Читаем Пленники Амальгамы полностью

Поражает бледность, покрывшая лицо Валерии. Над ней нависает Соня с осколком фаянсовой тарелки в руке (тарелку, похоже, и грохнули), так вот фаянс и лицо одного цвета! Скулит именно Валерия – тихо, опасаясь самого страшного. Почему-то Ковач уверен: Соня ничего плохого не сделает, но как это объяснишь?!

– Все, Сонечка… Все кончилось. Ты понимаешь меня? Все кончилось!

Потом были слезы, что лились даже не ручьем – из Сониных глаз хлестала слезная Ниагара. А изо рта извергался водопад извинений перед Валерией, хотя та давно сбежала из кухни. Вызванный с улицы брат пытался поднять сестру с пола, однако та продолжала рыдать и не поднималась, вмиг обмякшая, будто сдутый воздушный шарик. Теперь жизнь должна напитать ее другой энергией – энергией смысла, покинувшего когда-то бедную головушку, внутри которой поскакали всадники Апокалипсиса…
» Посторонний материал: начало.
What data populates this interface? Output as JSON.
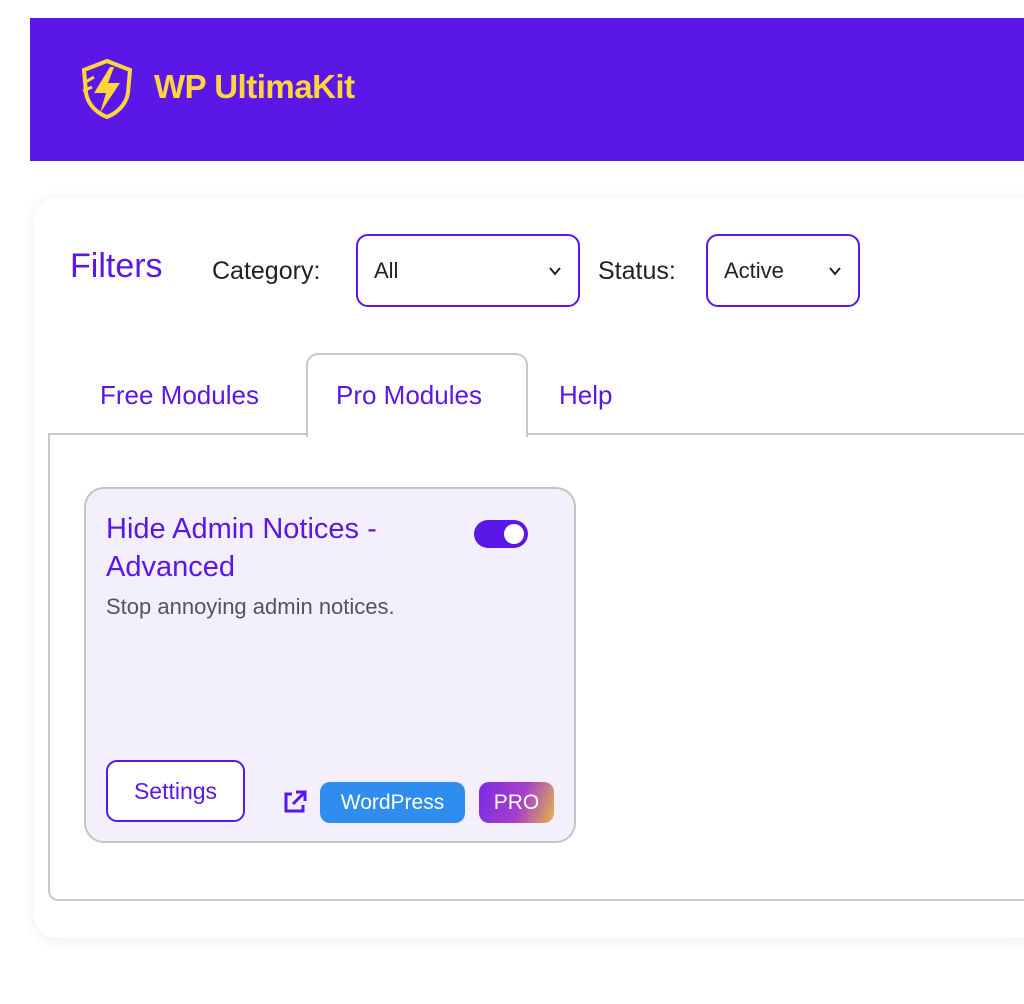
{
  "app": {
    "brand": "WP UltimaKit",
    "brand_color": "#5b17e8",
    "logo_color": "#ffd53e"
  },
  "filters": {
    "title": "Filters",
    "category_label": "Category:",
    "category_value": "All",
    "status_label": "Status:",
    "status_value": "Active"
  },
  "tabs": [
    {
      "label": "Free Modules",
      "active": false
    },
    {
      "label": "Pro Modules",
      "active": true
    },
    {
      "label": "Help",
      "active": false
    }
  ],
  "modules": [
    {
      "title": "Hide Admin Notices - Advanced",
      "description": "Stop annoying admin notices.",
      "enabled": true,
      "settings_label": "Settings",
      "tags": [
        "WordPress",
        "PRO"
      ],
      "link_icon": "external-link-icon"
    }
  ]
}
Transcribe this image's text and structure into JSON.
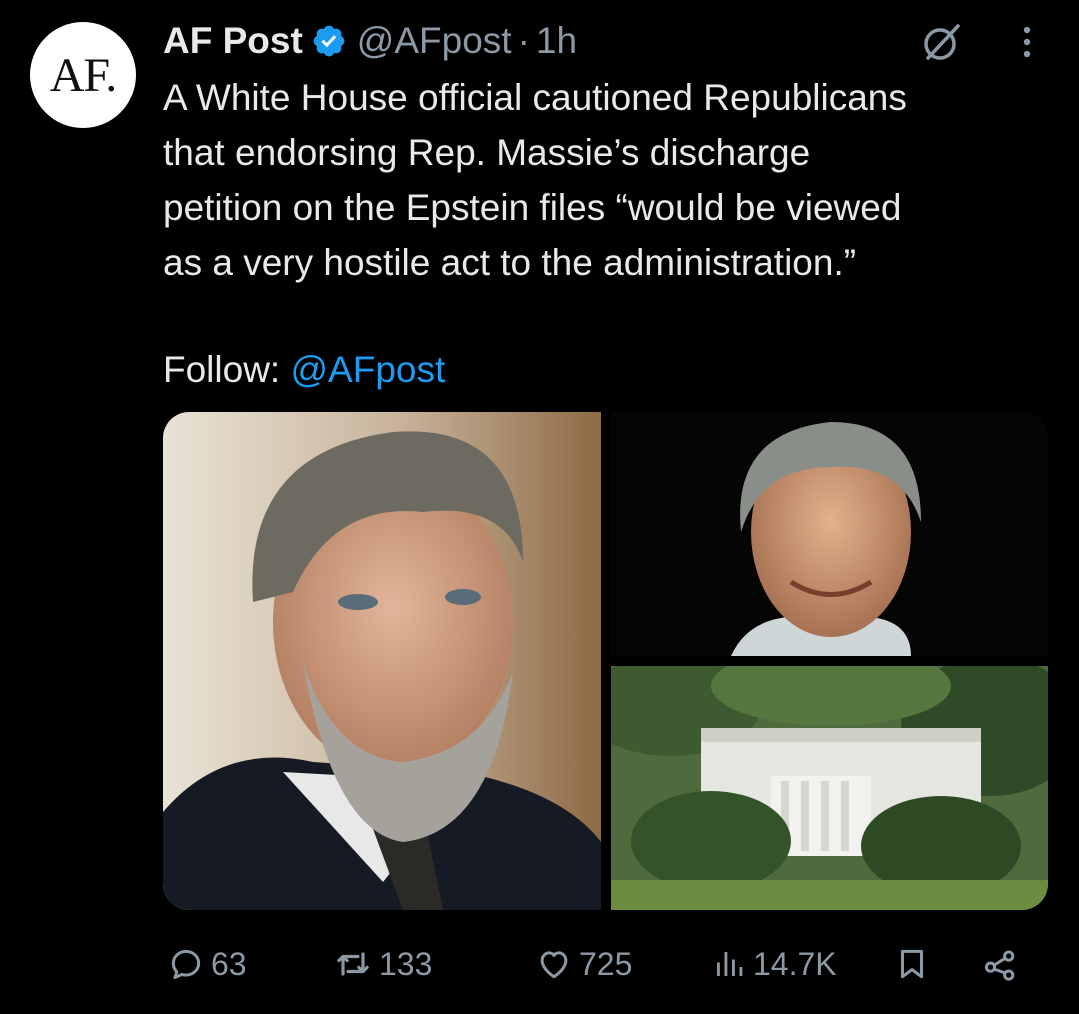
{
  "author": {
    "avatar_text": "AF.",
    "name": "AF Post",
    "verified": true,
    "handle": "@AFpost",
    "separator": "·",
    "time": "1h"
  },
  "tweet": {
    "text": "A White House official cautioned Republicans\nthat endorsing Rep. Massie’s discharge\npetition on the Epstein files “would be viewed\nas a very hostile act to the administration.”",
    "follow_label": "Follow: ",
    "follow_mention": "@AFpost"
  },
  "media": {
    "images": [
      {
        "name": "man-portrait-photo"
      },
      {
        "name": "man-smiling-photo"
      },
      {
        "name": "white-house-photo"
      }
    ]
  },
  "actions": {
    "reply_count": "63",
    "repost_count": "133",
    "like_count": "725",
    "views_count": "14.7K"
  },
  "icons": {
    "verified": "verified-badge-icon",
    "grok": "grok-icon",
    "more": "more-vertical-icon",
    "reply": "reply-icon",
    "repost": "repost-icon",
    "like": "heart-icon",
    "views": "views-icon",
    "bookmark": "bookmark-icon",
    "share": "share-icon"
  },
  "colors": {
    "background": "#000000",
    "text": "#e7e9ea",
    "secondary": "#8b98a5",
    "accent": "#1d9bf0"
  }
}
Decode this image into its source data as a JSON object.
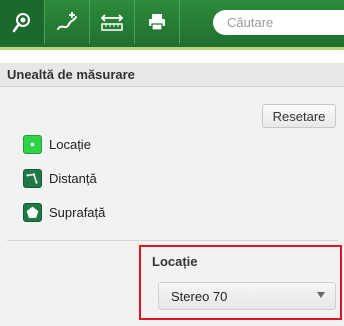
{
  "toolbar": {
    "buttons": [
      {
        "name": "location-pin-icon"
      },
      {
        "name": "route-icon"
      },
      {
        "name": "ruler-icon"
      },
      {
        "name": "print-icon"
      }
    ],
    "search_placeholder": "Căutare",
    "colors": {
      "toolbar_bg": "#2e8b3a",
      "accent": "#b8d77a"
    }
  },
  "panel": {
    "title": "Unealtă de măsurare",
    "reset_label": "Resetare",
    "tools": [
      {
        "label": "Locație",
        "icon": "point-icon"
      },
      {
        "label": "Distanță",
        "icon": "line-icon"
      },
      {
        "label": "Suprafață",
        "icon": "polygon-icon"
      }
    ],
    "settings": {
      "title": "Locație",
      "projection_value": "Stereo 70"
    },
    "highlight_color": "#e0141e"
  }
}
То есть чудо свершилось, но… Кто оценит?! Уж точно не Валерия, что заперлась в спальне. Сейчас все уйдут, а он останется тет-а-тет с очередным портретом, который опять не станут забирать. В нем сосредоточилась вся боль, что мучала девушку, весь ужас, живший в душе; и если бы на ее месте был Ковач – тоже не стал бы забирать этот слепок мрака.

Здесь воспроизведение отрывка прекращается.